One of the modern technological elements at the “Base Camp” could feature IBM’s “Watson” artificial intelligence system, Hyman said. He emphasized that talks with IBM and his team remain in the early stages, though theoretically, the Watson question-and-answer computing system could help visitors efficiently and interactively navigate outdoor recreation options from the Exit 29 “Base Camp.”

Hyman said his development team includes, among others: Gilbane Building Company of Providence Rhode Island; The LA Group and Phinney Design, both of Saratoga Springs; Chazen Companies, an engineering firm out of Queensbury; and JMZ Architects and Planners of Glens Falls.

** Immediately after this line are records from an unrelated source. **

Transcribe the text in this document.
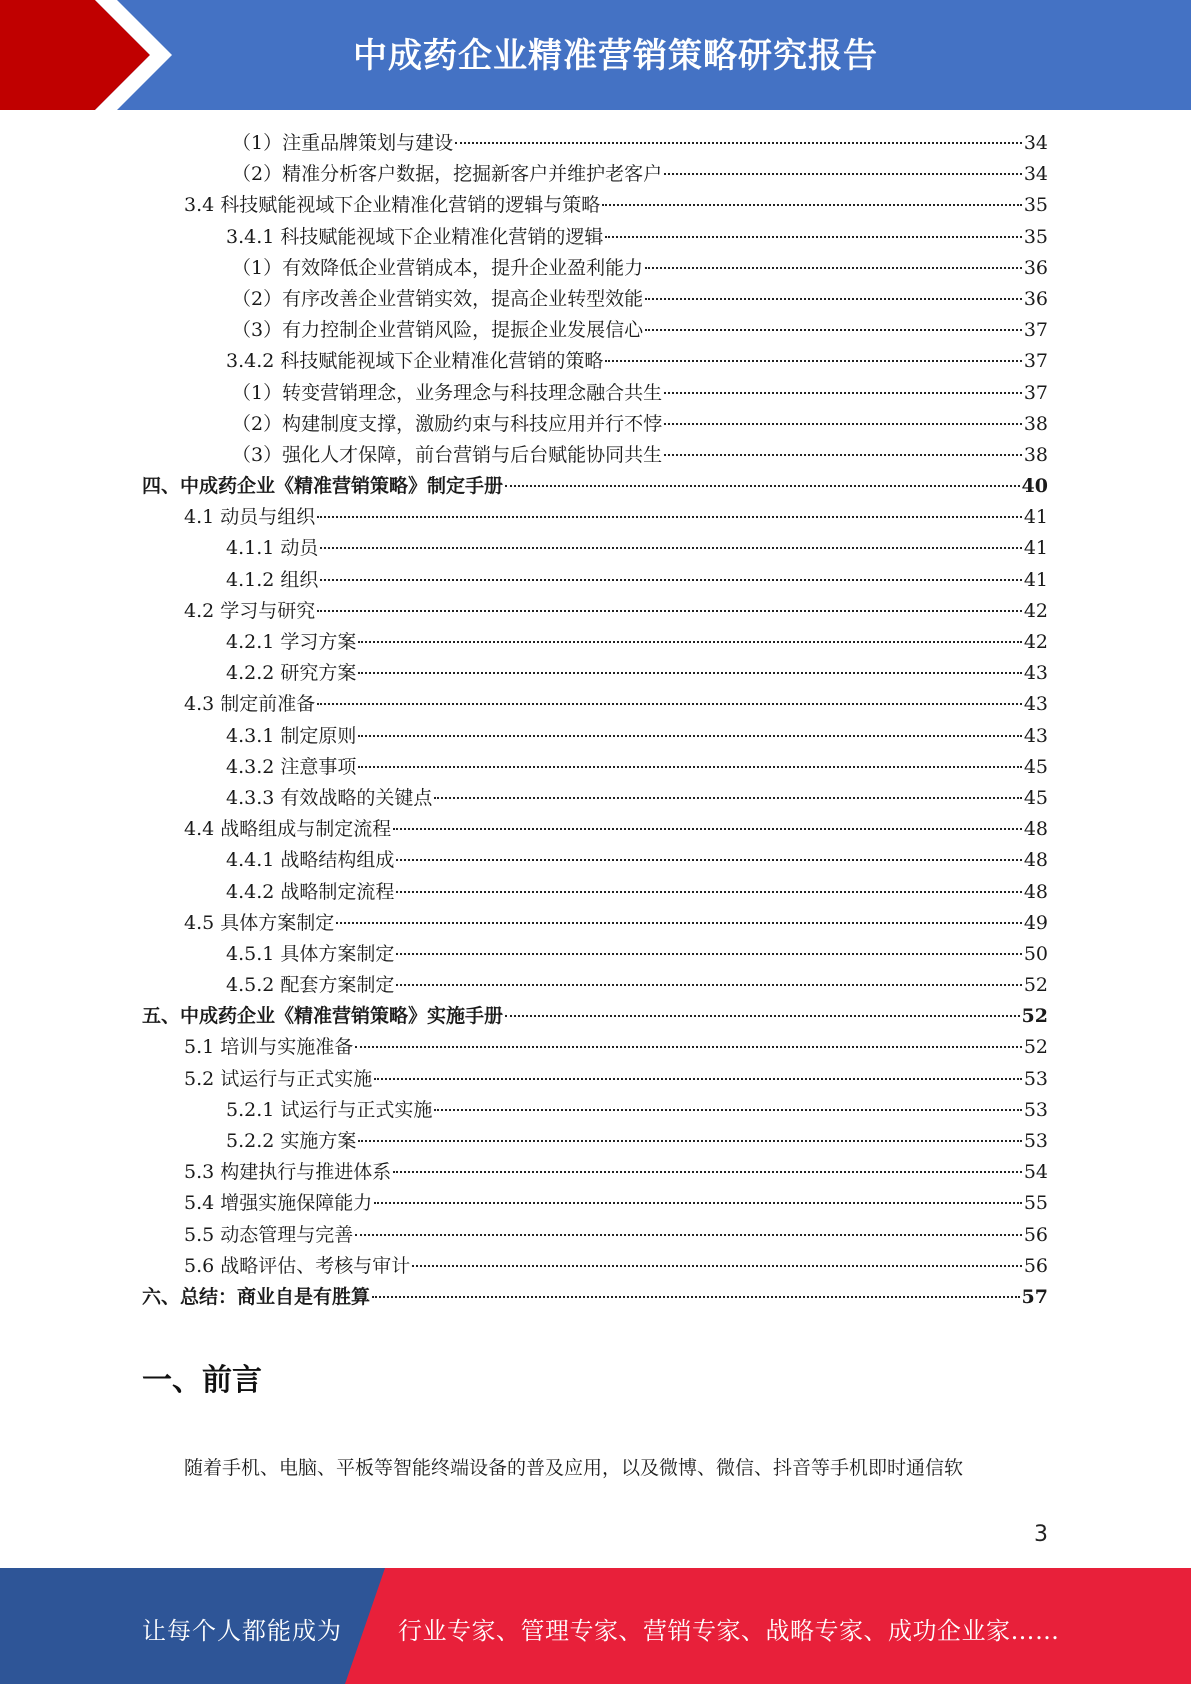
中成药企业精准营销策略研究报告
（1）注重品牌策划与建设	34
（2）精准分析客户数据，挖掘新客户并维护老客户	34
3.4 科技赋能视域下企业精准化营销的逻辑与策略	35
3.4.1 科技赋能视域下企业精准化营销的逻辑	35
（1）有效降低企业营销成本，提升企业盈利能力	36
（2）有序改善企业营销实效，提高企业转型效能	36
（3）有力控制企业营销风险，提振企业发展信心	37
3.4.2 科技赋能视域下企业精准化营销的策略	37
（1）转变营销理念，业务理念与科技理念融合共生	37
（2）构建制度支撑，激励约束与科技应用并行不悖	38
（3）强化人才保障，前台营销与后台赋能协同共生	38
四、中成药企业《精准营销策略》制定手册	40
4.1 动员与组织	41
4.1.1 动员	41
4.1.2 组织	41
4.2 学习与研究	42
4.2.1 学习方案	42
4.2.2 研究方案	43
4.3 制定前准备	43
4.3.1 制定原则	43
4.3.2 注意事项	45
4.3.3 有效战略的关键点	45
4.4 战略组成与制定流程	48
4.4.1 战略结构组成	48
4.4.2 战略制定流程	48
4.5 具体方案制定	49
4.5.1 具体方案制定	50
4.5.2 配套方案制定	52
五、中成药企业《精准营销策略》实施手册	52
5.1 培训与实施准备	52
5.2 试运行与正式实施	53
5.2.1 试运行与正式实施	53
5.2.2 实施方案	53
5.3 构建执行与推进体系	54
5.4 增强实施保障能力	55
5.5 动态管理与完善	56
5.6 战略评估、考核与审计	56
六、总结：商业自是有胜算	57
一、前言
随着手机、电脑、平板等智能终端设备的普及应用，以及微博、微信、抖音等手机即时通信软
3
让每个人都能成为 行业专家、管理专家、营销专家、战略专家、成功企业家……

Hyman added that his group has consulted state Sen. Betty Little and Assemblyman Dan Stec, both Republicans from Queensbury, and said each has excitedly provided feedback on his proposal. Hyman also said his group has received feedback from other “key stakeholders” including North Hudson Town Supervisor Ron Moore and Paradox Brewery of Schroon Lake, who plans to build at the site via a $4 million expansion. The Essex County Board of Supervisors late last month authorized the sale of an 11-acre piece of county-owned property to the Schroon Lake-based brewery for $35,000.

The state says the majority of proposed commercial development will be concentrated in the northern portion of the 288 acres.

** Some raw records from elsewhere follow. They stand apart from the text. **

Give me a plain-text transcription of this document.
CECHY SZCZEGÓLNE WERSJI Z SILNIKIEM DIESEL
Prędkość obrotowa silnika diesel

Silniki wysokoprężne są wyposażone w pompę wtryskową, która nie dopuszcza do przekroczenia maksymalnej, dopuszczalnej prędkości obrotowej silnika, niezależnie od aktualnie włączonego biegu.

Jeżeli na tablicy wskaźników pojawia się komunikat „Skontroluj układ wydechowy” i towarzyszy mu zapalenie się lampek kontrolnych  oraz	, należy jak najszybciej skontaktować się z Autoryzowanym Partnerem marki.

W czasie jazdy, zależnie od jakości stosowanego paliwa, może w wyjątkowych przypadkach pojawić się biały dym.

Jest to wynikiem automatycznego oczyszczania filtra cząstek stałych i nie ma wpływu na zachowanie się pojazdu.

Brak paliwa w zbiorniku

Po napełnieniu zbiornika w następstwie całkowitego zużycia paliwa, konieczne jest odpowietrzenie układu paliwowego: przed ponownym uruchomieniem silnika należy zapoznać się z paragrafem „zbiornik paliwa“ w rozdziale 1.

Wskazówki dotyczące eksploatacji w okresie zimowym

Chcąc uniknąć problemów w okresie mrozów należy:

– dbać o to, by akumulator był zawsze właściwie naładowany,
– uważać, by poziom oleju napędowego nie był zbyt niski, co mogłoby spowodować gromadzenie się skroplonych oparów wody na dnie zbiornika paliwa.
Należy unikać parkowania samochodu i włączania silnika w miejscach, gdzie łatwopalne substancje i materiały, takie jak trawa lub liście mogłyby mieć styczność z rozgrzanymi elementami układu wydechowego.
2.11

Despite the convoluted process, Hyman is hopeful.

“I think, on its face, this’d be a little dubious,” he said. “Inherently there is some pioneering element of it all. But once we dug into it, we were able to engage with the community and understand how to work with them and what they needed and wanted. We developed a plan that’s comprehensive, and it started to gradually click.

“We’ve supplied them with a fairly high degree of detail, Hyman added, “so they know what they are supporting, and to also weigh in and give us input.”

Speaking Wednesday afternoon, Moore said he only had minimal knowledge of Hyman’s planned proposal, but described it as “pretty promising.

“I like the plans of the great camp idea,” he said. “That keeps sort of our Adirondack heritage involved and brings in this way of people being able to type in and find out what recreational activities are available in the region.

“These great camps, and so on, and artificial intelligence systems?” the North Hudson supervisor added, “I would have never dreamed we’d be here.”

Wilmington town Supervisor Randy Preston, the chairman of the Essex County Board of Supervisors, said that before the September deadline he expects “a lot more interest,” and is anxious to see what rolls in. Preston did add, though, that Hyman’s plan seems to “perfectly fit into” Gov. Andrew Cuomo’s “Gateway to the Adirondacks” vision.

“I don’t think it’s going to necessarily narrow down to one proposal,” Preston said. “I think they are going to look at all proposals as a whole, and whichever one makes the most sense, I do believe that’s the path we are going to go down. And it might be one, it might be five.”

Hyman declined to talk financial figures, but he was adamant he has a “very firm grasp” on his planned project’s cost and how that would be capitalized. He added that he has some previous experience submitting proposals to Empire State Development.

“I haven’t brought a specific project all the way through an ESD guide path,” he said, “but I have a ton of people on my team that have.

“Suffice to say,” he added, “I’ve been careful to add people to my team who have greater depth of experience with this process.”

Hyman, who lives in Voorhesville with his wife and two children, also said he has routinely visited the Adirondacks throughout his life. He singled out Whitaker Lake north of Speculator as a favorite childhood destination.

The state’s process to make something of the former Frontier Town site began in January when Gov. Andrew Cuomo released a master plan for a $32 million “Gateway to the Adirondacks” there. The state’s plans also include a state Department of Environmental Conservation campground and day-use area along the Schroon River, an equestrian center and lodging in the form of cabins, yurts, tents and “glamping” [glamorous luxury camping] units.

The wild-west-themed Frontier Town was built in 1952, part of a wave of roadside attractions in the Adirondacks.